The 8 hours at work, yes you have read it right, “eight bloody hours” of life everyday, you never get back, doing things of little, somewhat & slightly consequential work. In the day-to-day life, its never the efforts those which are counted, its always the results. In this Krishna’s land of Geeta Saar, we the mortals still worry about results more than what we put in for the results. And the people who achieve results without any diligence or rather work are the new superstars. This is the time you realize how misapprehended Duryodhana’s feelings were; he was an average competitive person, who’s rights were disregarded only because his father was blind and stood second in the race of birth. Anyways back to my wretchedness. The world is unjust, people judge you by appearance, they judge you by your demeanor and if nothing works then by how good things are for you; behind-the-curtain, sweat & blood is never acknowledged.

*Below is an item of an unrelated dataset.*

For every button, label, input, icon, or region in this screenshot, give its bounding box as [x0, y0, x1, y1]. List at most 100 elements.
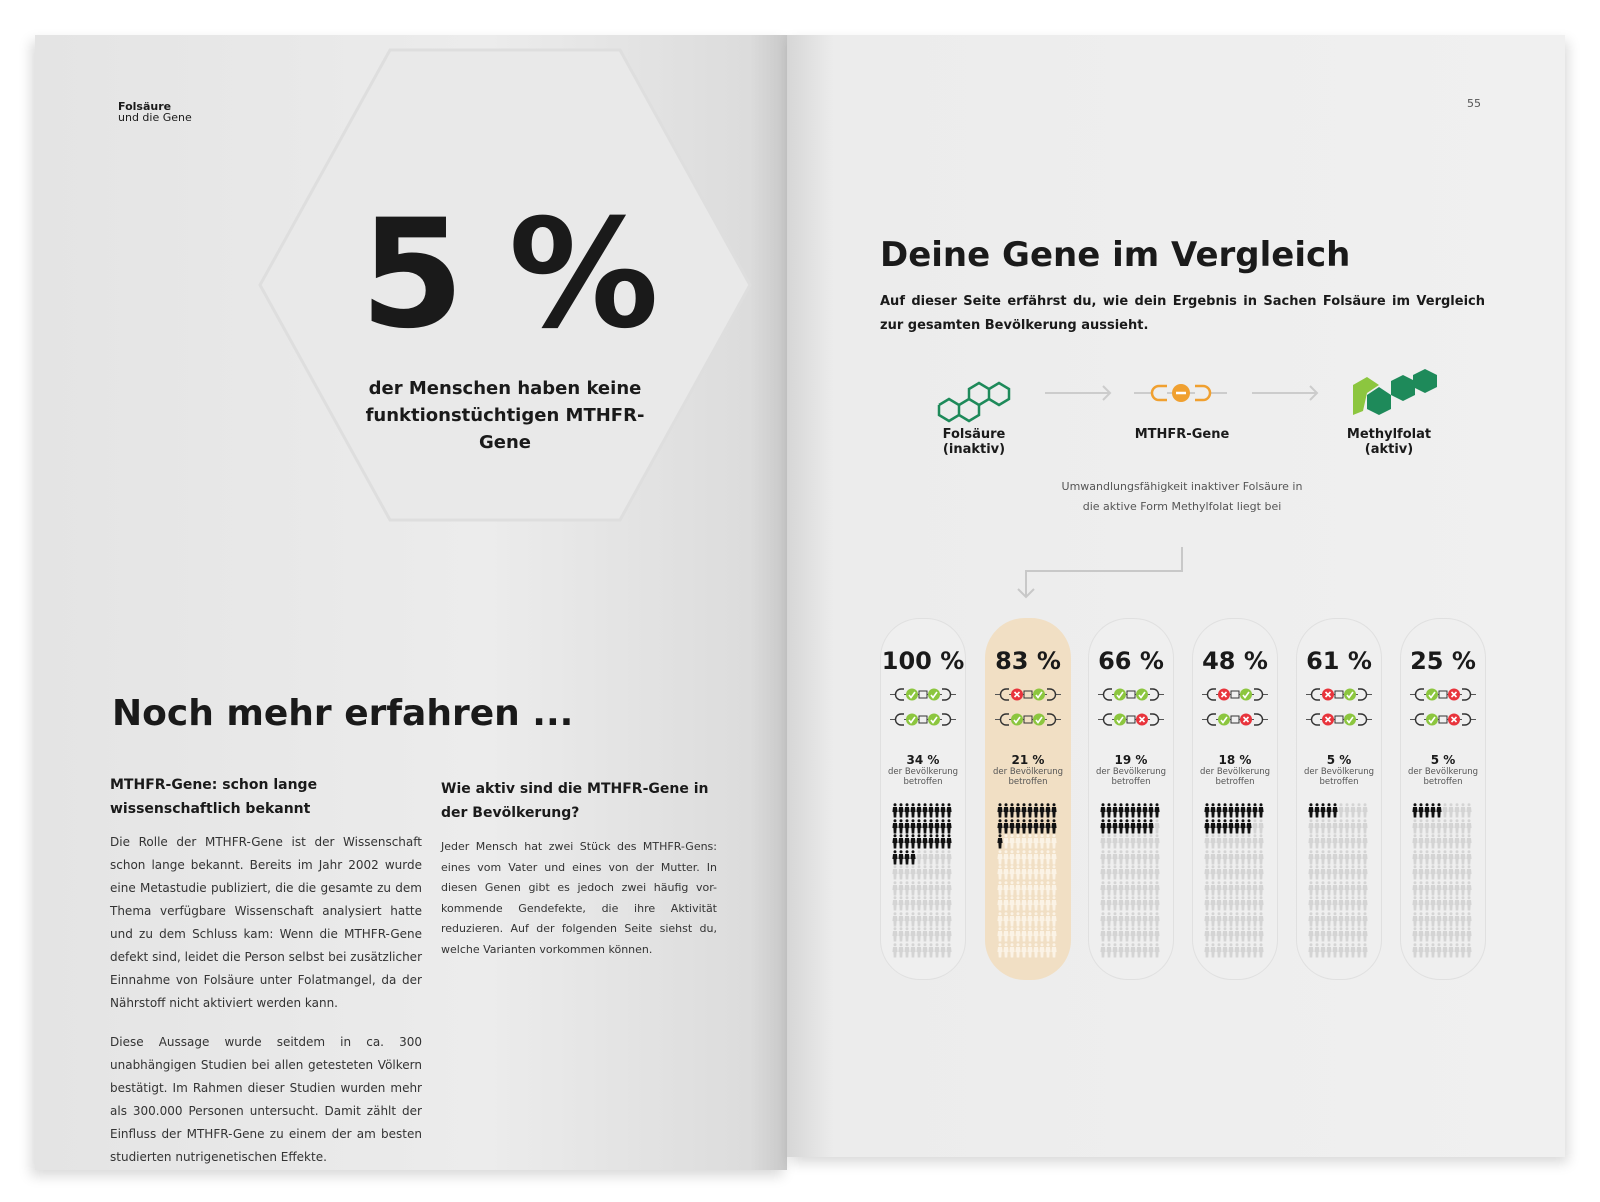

The world is prejudiced towards both genders, but dare you be a strong woman fighting to stand tall in this man’s world (yes I call it that, and yes I agree with what they show in Pink). People (men & women), the try their best to prehend every opportunity at resplendence you have. Embattling stereotypes is an everyday fight, fought against almost everyone you know. You work to earn money, to lead a comfortable life and earn an identity (not in preferential order for all). We work for & towards these, and in whatever quantity these are achieved are never enough (not for middle class people atleast). You earn enough to plan an international holiday every year but not enough to quit your disappointing job, till something good comes along. There is this set of queer values we are gifted along with the traditional cutlery, as we grow up. These are suggestive of how you should lead your life towards satisfying retirement. This involves everything to do with achieving and overachieving at academics, work, and marriage & beyond; but the sign of satisfaction hasn’t hit my cords yet.


The day with my rants comes to end (not because I am pleased at myself, rather tired of my screed monologue), and the struggle with traffic begins. There are other species of my kind, peering through the glass windows; those fatigued eyes behind driving wheels fight another war to reach the other end of the battleground. All I see by now is bed, the alluring sleep where I dream of satisfaction that comes without stagnation. There are no battles, no hypocrisy, and no forced niceties. You dream to laugh, that axenic, unadulterated laugh, I can’t remember when I laughed so much till it pained to laugh. This is the favorite time of the day, six hours of sheer bliss, where I am just me, till I hit the snooze button again.